Yeni mülteci krizleri kapıda

Mülteci krizi konusuna da değinen Papandreou, mülteci krizinin yeni olmadığını ve yeni bir mülteci dalgası daha oluşabileceği uyarısında bulundu. Avrupa'yı yeni göçe karşı uyaran Papandreou, "Biz de bütün dünya da Suriye ile ilgili daha fazla mülteci krizi yaşayacağız. Bundan önce hep öyle olmuştur, bundan sonra da öyle olacaktır. Sadece Suriyeliler değil, Afganistan, İran, Irak'tan da mülteciler geliyor” dedi.

Mülteci konusunun yeni olmadığını ancak bu büyüklükte bir sorunla ilk defa karşılaşıldığını belirten George Papandreou, "Bu ilişkiler normalleştikten sonra sanıyorum ki sınır akışları daha kontrol altına alınacak, farklı ülkelerden insan ticareti de önlenecektir. Bunun da ötesinde daha yapılması gereken pek çok iş var. Mülteci konusu yeni bir konu değil. Bugün karşılaşılan durum, mülteci sayısı itibariyle, daha önce benzeri yaşanmamış bir durum'' diye konuştu.

Evrensel ve küresel vatandaş fikrini nasıl geliştirebiliriz?

 “Avrupa’da bütünleşecek ortam yaratmıyoruz. Avrupa Birliği olarak dünyadaki varlığımızı sorgulayan bir dönemden geçiyoruz. Yönetişim ve demokrasi sorunlarla birlikte fırsatları da getiriyor. Siyasetin ve demokratik kurumların öneminin azaldığını görüyoruz. Servet bir yerde toplanmış oluyor bu da demokrasiyi bozuyor. İklim değişikliği, mafya, mülteci sorunu, uyuşturucu gibi sınırları aşan pek çok olayla karşı karşıyayız’’ diyen George Papandreou şöyle devam etti:

‘’Küreselleşme bizi bir araya getirdi ama bir sürü eşitsizlik ve zorluğu beraberinde geldi. Biz herkes için insan hakları temin edelim. Avrupa bir hibrid, prototiptir. Ulusallaşma, küreselleşme zamanla bir illüzyon olmanın ötesine geçemez. İyi yönetişime izin veren ülkeler daha başarılı olur. Küresel sorunlar küresel işbirliği gerektirir. Ulusal düzeyde çözemeyiz. Mülteci sorunu, sermayenin tek elde toplanması gibi tüm sorunların çözümü için işbirliği gerekiyor’’.
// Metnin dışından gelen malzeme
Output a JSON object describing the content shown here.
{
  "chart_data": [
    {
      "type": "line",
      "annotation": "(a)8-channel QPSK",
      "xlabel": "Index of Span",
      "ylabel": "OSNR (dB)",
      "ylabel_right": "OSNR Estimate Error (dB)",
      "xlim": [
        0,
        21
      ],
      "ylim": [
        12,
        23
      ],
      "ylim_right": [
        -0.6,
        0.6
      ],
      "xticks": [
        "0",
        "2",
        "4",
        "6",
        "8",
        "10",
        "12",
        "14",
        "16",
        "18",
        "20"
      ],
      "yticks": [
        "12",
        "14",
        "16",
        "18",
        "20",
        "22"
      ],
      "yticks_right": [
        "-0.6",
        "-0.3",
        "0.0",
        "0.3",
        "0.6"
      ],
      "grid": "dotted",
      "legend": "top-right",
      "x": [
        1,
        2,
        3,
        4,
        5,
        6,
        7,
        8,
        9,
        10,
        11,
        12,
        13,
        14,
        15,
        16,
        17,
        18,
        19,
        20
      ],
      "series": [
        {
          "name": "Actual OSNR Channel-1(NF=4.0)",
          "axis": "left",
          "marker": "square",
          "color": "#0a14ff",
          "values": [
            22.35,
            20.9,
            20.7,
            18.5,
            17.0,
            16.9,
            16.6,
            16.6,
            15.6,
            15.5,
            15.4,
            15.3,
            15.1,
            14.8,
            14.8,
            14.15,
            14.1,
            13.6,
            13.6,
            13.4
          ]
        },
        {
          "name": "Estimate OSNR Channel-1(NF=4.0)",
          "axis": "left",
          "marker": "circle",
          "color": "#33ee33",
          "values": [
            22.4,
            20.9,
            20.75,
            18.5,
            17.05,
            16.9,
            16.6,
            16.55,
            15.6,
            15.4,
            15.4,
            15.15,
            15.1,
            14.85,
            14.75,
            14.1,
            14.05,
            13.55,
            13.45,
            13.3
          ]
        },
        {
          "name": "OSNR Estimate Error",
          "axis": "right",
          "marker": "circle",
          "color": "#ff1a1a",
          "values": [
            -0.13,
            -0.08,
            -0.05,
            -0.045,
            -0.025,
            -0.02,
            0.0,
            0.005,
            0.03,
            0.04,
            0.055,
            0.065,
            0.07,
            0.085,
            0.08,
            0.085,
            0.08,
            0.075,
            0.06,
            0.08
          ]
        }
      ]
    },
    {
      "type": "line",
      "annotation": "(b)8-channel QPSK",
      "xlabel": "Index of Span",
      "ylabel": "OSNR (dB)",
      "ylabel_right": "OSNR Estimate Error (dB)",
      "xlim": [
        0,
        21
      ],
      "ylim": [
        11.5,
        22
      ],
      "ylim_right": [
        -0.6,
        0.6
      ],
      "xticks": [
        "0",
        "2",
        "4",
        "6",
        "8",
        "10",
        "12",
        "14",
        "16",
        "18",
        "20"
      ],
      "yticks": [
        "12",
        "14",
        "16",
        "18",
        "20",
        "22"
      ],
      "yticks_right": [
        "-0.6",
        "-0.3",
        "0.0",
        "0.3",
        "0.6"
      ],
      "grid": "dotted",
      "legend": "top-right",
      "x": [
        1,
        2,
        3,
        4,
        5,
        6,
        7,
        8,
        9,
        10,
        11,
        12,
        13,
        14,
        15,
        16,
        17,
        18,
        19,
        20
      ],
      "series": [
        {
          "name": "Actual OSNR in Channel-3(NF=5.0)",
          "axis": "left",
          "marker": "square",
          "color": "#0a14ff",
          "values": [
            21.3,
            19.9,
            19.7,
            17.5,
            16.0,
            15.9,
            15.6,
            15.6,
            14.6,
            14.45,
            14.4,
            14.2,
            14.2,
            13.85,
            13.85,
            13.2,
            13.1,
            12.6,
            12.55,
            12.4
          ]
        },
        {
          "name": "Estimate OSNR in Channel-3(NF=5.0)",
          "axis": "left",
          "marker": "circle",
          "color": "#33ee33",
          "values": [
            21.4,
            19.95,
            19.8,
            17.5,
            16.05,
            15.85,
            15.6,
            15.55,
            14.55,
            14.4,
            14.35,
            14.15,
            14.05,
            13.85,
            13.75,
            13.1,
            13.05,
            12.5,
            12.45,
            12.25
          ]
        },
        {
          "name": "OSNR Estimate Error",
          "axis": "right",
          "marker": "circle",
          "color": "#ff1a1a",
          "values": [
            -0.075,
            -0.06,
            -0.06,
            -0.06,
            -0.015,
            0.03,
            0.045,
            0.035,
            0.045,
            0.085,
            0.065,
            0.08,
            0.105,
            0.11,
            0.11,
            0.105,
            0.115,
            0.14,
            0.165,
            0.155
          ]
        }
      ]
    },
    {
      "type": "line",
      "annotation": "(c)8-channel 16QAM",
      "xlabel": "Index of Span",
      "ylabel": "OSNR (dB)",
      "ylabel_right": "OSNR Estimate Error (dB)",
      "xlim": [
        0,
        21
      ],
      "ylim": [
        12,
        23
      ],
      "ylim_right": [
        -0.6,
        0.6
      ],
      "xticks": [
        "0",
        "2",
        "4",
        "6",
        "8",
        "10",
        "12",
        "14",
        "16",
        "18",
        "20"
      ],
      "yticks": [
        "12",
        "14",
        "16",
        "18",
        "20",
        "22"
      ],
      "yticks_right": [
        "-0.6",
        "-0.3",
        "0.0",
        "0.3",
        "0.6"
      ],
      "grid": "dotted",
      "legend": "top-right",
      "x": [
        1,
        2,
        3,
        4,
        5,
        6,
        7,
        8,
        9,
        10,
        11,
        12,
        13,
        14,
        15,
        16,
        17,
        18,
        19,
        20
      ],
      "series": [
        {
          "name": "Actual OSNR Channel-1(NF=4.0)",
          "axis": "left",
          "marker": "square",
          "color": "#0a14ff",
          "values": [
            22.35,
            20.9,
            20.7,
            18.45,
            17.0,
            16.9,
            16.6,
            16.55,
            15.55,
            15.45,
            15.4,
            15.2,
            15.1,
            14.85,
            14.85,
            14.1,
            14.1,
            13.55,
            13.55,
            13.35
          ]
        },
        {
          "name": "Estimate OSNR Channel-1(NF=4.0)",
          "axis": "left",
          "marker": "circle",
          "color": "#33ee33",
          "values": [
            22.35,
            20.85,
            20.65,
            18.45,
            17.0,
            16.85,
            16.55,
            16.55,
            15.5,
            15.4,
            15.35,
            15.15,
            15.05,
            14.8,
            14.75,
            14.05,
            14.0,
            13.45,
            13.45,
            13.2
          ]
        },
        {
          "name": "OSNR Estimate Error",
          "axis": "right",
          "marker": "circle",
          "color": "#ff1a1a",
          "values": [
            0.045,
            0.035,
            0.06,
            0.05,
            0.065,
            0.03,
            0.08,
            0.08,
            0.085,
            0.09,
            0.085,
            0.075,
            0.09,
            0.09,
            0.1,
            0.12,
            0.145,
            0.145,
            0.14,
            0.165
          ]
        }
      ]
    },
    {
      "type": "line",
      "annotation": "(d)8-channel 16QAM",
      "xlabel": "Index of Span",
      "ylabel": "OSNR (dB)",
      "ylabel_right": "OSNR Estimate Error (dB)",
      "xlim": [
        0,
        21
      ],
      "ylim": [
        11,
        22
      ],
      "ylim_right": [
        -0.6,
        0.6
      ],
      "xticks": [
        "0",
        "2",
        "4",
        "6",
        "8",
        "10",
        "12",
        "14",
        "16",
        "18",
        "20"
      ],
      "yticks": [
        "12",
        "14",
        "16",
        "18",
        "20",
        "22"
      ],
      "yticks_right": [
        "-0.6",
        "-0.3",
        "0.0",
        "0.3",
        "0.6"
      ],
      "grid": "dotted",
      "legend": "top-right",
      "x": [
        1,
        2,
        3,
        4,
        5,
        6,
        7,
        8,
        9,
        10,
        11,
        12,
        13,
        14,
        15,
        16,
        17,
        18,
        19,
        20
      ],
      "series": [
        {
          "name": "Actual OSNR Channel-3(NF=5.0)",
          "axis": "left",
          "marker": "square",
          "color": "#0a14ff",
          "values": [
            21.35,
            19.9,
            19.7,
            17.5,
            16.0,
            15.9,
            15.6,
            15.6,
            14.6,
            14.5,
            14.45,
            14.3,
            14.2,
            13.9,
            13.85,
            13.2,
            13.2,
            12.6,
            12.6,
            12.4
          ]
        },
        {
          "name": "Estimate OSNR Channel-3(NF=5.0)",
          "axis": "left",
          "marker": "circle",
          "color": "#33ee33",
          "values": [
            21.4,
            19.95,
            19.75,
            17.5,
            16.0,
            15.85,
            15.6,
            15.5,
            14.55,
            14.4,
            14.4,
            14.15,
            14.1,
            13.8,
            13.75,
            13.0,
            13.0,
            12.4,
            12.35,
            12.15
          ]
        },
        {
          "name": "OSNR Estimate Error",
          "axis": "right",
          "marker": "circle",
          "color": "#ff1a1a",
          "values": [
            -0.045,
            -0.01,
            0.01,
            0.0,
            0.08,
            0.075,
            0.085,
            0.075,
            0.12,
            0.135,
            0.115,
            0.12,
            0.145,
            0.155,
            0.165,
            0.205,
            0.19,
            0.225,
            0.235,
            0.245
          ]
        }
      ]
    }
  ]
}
‘’Bugünün dünyasında hepimiz mülteciyiz. Bu nedenle bu sorunlarla hep birlikte mücadele etmeliyiz. Küresel değerler etrafında buluşmalıyız. Avrupa’nın kendisini yeniden düşünüp, keşfetmesi, küreselleştirmeyi insancıllaştırması lazım. Yeşil, sürdürülebilir bir Avrupa sadece Avrupa’yı değil, çevresini de etkiler. Mülteci kriziyle ilgili de daha yaratıcı olmak lazım. Avrupa vatandaşlığı anlayışını en etkin şekilde tesis etmeliyiz. Bizim kıyılarımıza gelenlere de bu şekilde davranmalıyız. Mülteciler iyi eğitilirlerse Avrupa’yı ayağa kaldırabilirler. İnsanlar aynı şartlarda katılım sağlarsa sınırları aşabiliriz. Gençler bunu sosyal medya ile zaten yapıyorlar. Avrupa’da genel anlamda bir karamsarlık var. Yalnızsak başarısızız, birlikte işin içindeysek başarılıyız.”